Jakarta, Gatra.com - Tudingan adanya motif rekayasa kasus Klitih Gedongkuning Yogyakarta sudah terlihat sejak awal proses hukum dilakukan oleh pihak kepolisian Yogyakarta. Hal itu disampaikan pihak keluarga korban saat memberikan kesaksian langsung di Jakarta, Kamis, (9/03).

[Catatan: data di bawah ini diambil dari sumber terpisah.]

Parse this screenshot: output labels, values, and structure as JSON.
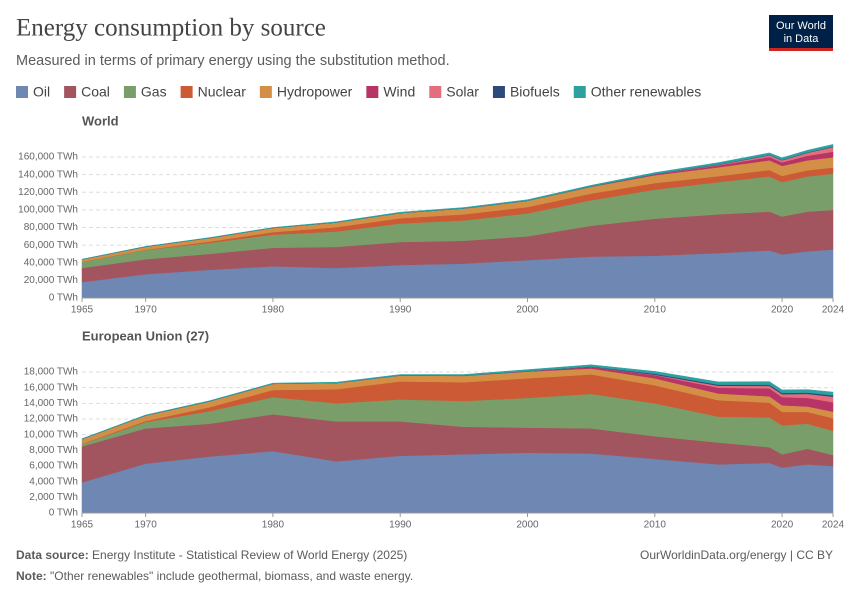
{
  "header": {
    "title": "Energy consumption by source",
    "subtitle": "Measured in terms of primary energy using the substitution method.",
    "logo": [
      "Our World",
      "in Data"
    ]
  },
  "footer": {
    "source_label": "Data source:",
    "source": "Energy Institute - Statistical Review of World Energy (2025)",
    "url": "OurWorldinData.org/energy | CC BY",
    "note_label": "Note:",
    "note": "\"Other renewables\" include geothermal, biomass, and waste energy."
  },
  "chart_data": [
    {
      "type": "stacked-area",
      "title": "World",
      "x": [
        1965,
        1970,
        1975,
        1980,
        1985,
        1990,
        1995,
        2000,
        2005,
        2010,
        2015,
        2019,
        2020,
        2022,
        2024
      ],
      "xlim": [
        1965,
        2024
      ],
      "xticks": [
        1965,
        1970,
        1980,
        1990,
        2000,
        2010,
        2020,
        2024
      ],
      "ylim": [
        0,
        175000
      ],
      "yticks": [
        {
          "value": 0,
          "label": "0 TWh"
        },
        {
          "value": 20000,
          "label": "20,000 TWh"
        },
        {
          "value": 40000,
          "label": "40,000 TWh"
        },
        {
          "value": 60000,
          "label": "60,000 TWh"
        },
        {
          "value": 80000,
          "label": "80,000 TWh"
        },
        {
          "value": 100000,
          "label": "100,000 TWh"
        },
        {
          "value": 120000,
          "label": "120,000 TWh"
        },
        {
          "value": 140000,
          "label": "140,000 TWh"
        },
        {
          "value": 160000,
          "label": "160,000 TWh"
        }
      ],
      "grid": true,
      "series": [
        {
          "name": "Oil",
          "color": "#6e87b3",
          "values": [
            18000,
            27000,
            32000,
            36000,
            34000,
            37500,
            39000,
            43000,
            47000,
            48000,
            51000,
            54000,
            49500,
            53000,
            55000
          ]
        },
        {
          "name": "Coal",
          "color": "#a2555f",
          "values": [
            16000,
            17000,
            18000,
            21000,
            24000,
            26000,
            26000,
            27000,
            35000,
            42000,
            44000,
            44000,
            43000,
            45000,
            45000
          ]
        },
        {
          "name": "Gas",
          "color": "#7a9e6a",
          "values": [
            7000,
            10500,
            12500,
            15000,
            17500,
            21000,
            23000,
            26000,
            29000,
            33000,
            36500,
            40000,
            39000,
            40000,
            41000
          ]
        },
        {
          "name": "Nuclear",
          "color": "#cc5a34",
          "values": [
            100,
            300,
            1500,
            2800,
            5000,
            6100,
            7000,
            7300,
            7600,
            7400,
            6800,
            7300,
            7000,
            6900,
            7100
          ]
        },
        {
          "name": "Hydropower",
          "color": "#d48f46",
          "values": [
            2700,
            3400,
            4100,
            4700,
            5300,
            5800,
            6600,
            7000,
            7600,
            9000,
            10000,
            11000,
            11400,
            11400,
            11600
          ]
        },
        {
          "name": "Wind",
          "color": "#b73467",
          "values": [
            0,
            0,
            0,
            0,
            0,
            10,
            50,
            80,
            270,
            900,
            2200,
            3700,
            4100,
            5200,
            6300
          ]
        },
        {
          "name": "Solar",
          "color": "#e56e7c",
          "values": [
            0,
            0,
            0,
            0,
            0,
            0,
            0,
            3,
            10,
            90,
            700,
            1900,
            2300,
            3300,
            5200
          ]
        },
        {
          "name": "Biofuels",
          "color": "#2c4a7b",
          "values": [
            0,
            0,
            0,
            10,
            30,
            50,
            60,
            60,
            110,
            300,
            400,
            500,
            450,
            500,
            600
          ]
        },
        {
          "name": "Other renewables",
          "color": "#2ba2a0",
          "values": [
            200,
            300,
            400,
            500,
            700,
            900,
            1000,
            1100,
            1300,
            1600,
            2000,
            2300,
            2300,
            2400,
            2500
          ]
        }
      ]
    },
    {
      "type": "stacked-area",
      "title": "European Union (27)",
      "x": [
        1965,
        1970,
        1975,
        1980,
        1985,
        1990,
        1995,
        2000,
        2005,
        2010,
        2015,
        2019,
        2020,
        2022,
        2024
      ],
      "xlim": [
        1965,
        2024
      ],
      "xticks": [
        1965,
        1970,
        1980,
        1990,
        2000,
        2010,
        2020,
        2024
      ],
      "ylim": [
        0,
        19000
      ],
      "yticks": [
        {
          "value": 0,
          "label": "0 TWh"
        },
        {
          "value": 2000,
          "label": "2,000 TWh"
        },
        {
          "value": 4000,
          "label": "4,000 TWh"
        },
        {
          "value": 6000,
          "label": "6,000 TWh"
        },
        {
          "value": 8000,
          "label": "8,000 TWh"
        },
        {
          "value": 10000,
          "label": "10,000 TWh"
        },
        {
          "value": 12000,
          "label": "12,000 TWh"
        },
        {
          "value": 14000,
          "label": "14,000 TWh"
        },
        {
          "value": 16000,
          "label": "16,000 TWh"
        },
        {
          "value": 18000,
          "label": "18,000 TWh"
        }
      ],
      "grid": true,
      "series": [
        {
          "color": "#6e87b3",
          "values": [
            3900,
            6300,
            7200,
            7900,
            6600,
            7300,
            7500,
            7700,
            7600,
            6900,
            6200,
            6400,
            5800,
            6200,
            6000
          ]
        },
        {
          "color": "#a2555f",
          "values": [
            4600,
            4500,
            4200,
            4700,
            5100,
            4400,
            3500,
            3200,
            3200,
            2900,
            2800,
            2000,
            1700,
            2000,
            1400
          ]
        },
        {
          "color": "#7a9e6a",
          "values": [
            300,
            800,
            1600,
            2200,
            2300,
            2800,
            3300,
            3800,
            4400,
            4200,
            3300,
            3800,
            3700,
            3200,
            3100
          ]
        },
        {
          "color": "#cc5a34",
          "values": [
            30,
            150,
            500,
            900,
            1800,
            2300,
            2400,
            2500,
            2500,
            2300,
            2100,
            1900,
            1700,
            1500,
            1600
          ]
        },
        {
          "color": "#d48f46",
          "values": [
            600,
            700,
            750,
            800,
            800,
            750,
            800,
            850,
            750,
            900,
            850,
            800,
            850,
            700,
            850
          ]
        },
        {
          "color": "#b73467",
          "values": [
            0,
            0,
            0,
            0,
            0,
            5,
            30,
            60,
            190,
            400,
            750,
            1000,
            1050,
            1100,
            1200
          ]
        },
        {
          "color": "#e56e7c",
          "values": [
            0,
            0,
            0,
            0,
            0,
            0,
            0,
            0,
            10,
            60,
            250,
            330,
            370,
            500,
            700
          ]
        },
        {
          "color": "#2c4a7b",
          "values": [
            0,
            0,
            0,
            0,
            0,
            5,
            10,
            20,
            50,
            120,
            140,
            160,
            160,
            170,
            180
          ]
        },
        {
          "color": "#2ba2a0",
          "values": [
            50,
            60,
            70,
            80,
            100,
            120,
            140,
            170,
            220,
            300,
            350,
            380,
            380,
            380,
            400
          ]
        }
      ]
    }
  ]
}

Satu hal yang diakui oleh keluarga terdakwa, anak mereka memang terlibat dalam Perang Sarung. Kasus ini memang terjadi pada hari dan waktu yang berdekatan dengan peristiwa Klitih di Gedongkuning, yang menyebabkan tewasnya Daffa Adzin Albasith, remaja berusia 18 tahun, pada 3 April 2022 dinihari..
"Perang Sarung terjadi pada tanggal 3 itu hanya sekitar dua sampai tiga menit lah. Dua menit di sana, ternyata polisi Polres itu sudah ada di sana dan membubarkan dengan tembakan peringatan dua kali," tutur Subadriyah, ibu dari Hanif, salah satu terpidana kasus klithih.
Saat tawuran ini terjadi, kebetulan ada polisi yang berpatroli dan bisa langsung membubarkan anak-anak yang sempat berkumpul. Mereka ini kabur ke Selatan dan sekitar pukul 2.45 sampai sahur sudah kembali ke rumah masing-masing.
“Sabtu, tanggal 9 April 2022 itu kami kedatangan tamu mencari anak saya, mau minta keterangan hubungannya dengan Perang Sarung," tutur Subadriyah.
Kedatangan tiba-tiba ini sempat membuat keluarga panik. Subadriyah juga menambahkan bahwa pihak kepolisian itu datang ke rumahi sekitar 7-8 orang dengan tidak membawa satu surat pun.
Hal yang hampir sama juga disebutkan oleh Ibu Andyani atau Aan, orang tua dari Andi. "Tidak ada surat yang ditinggalkan dari polisi kepada kami sebagai orang tua. Jadi, hanya ada surat yang diperlihatkan, tapi karena saya agak panik waktu itu ya karena ada polisi datang, saya tidak membacanya dengan jelas. Kemudian, ketika saya mau foto juga tidak boleh," tutur Ibu Andyani.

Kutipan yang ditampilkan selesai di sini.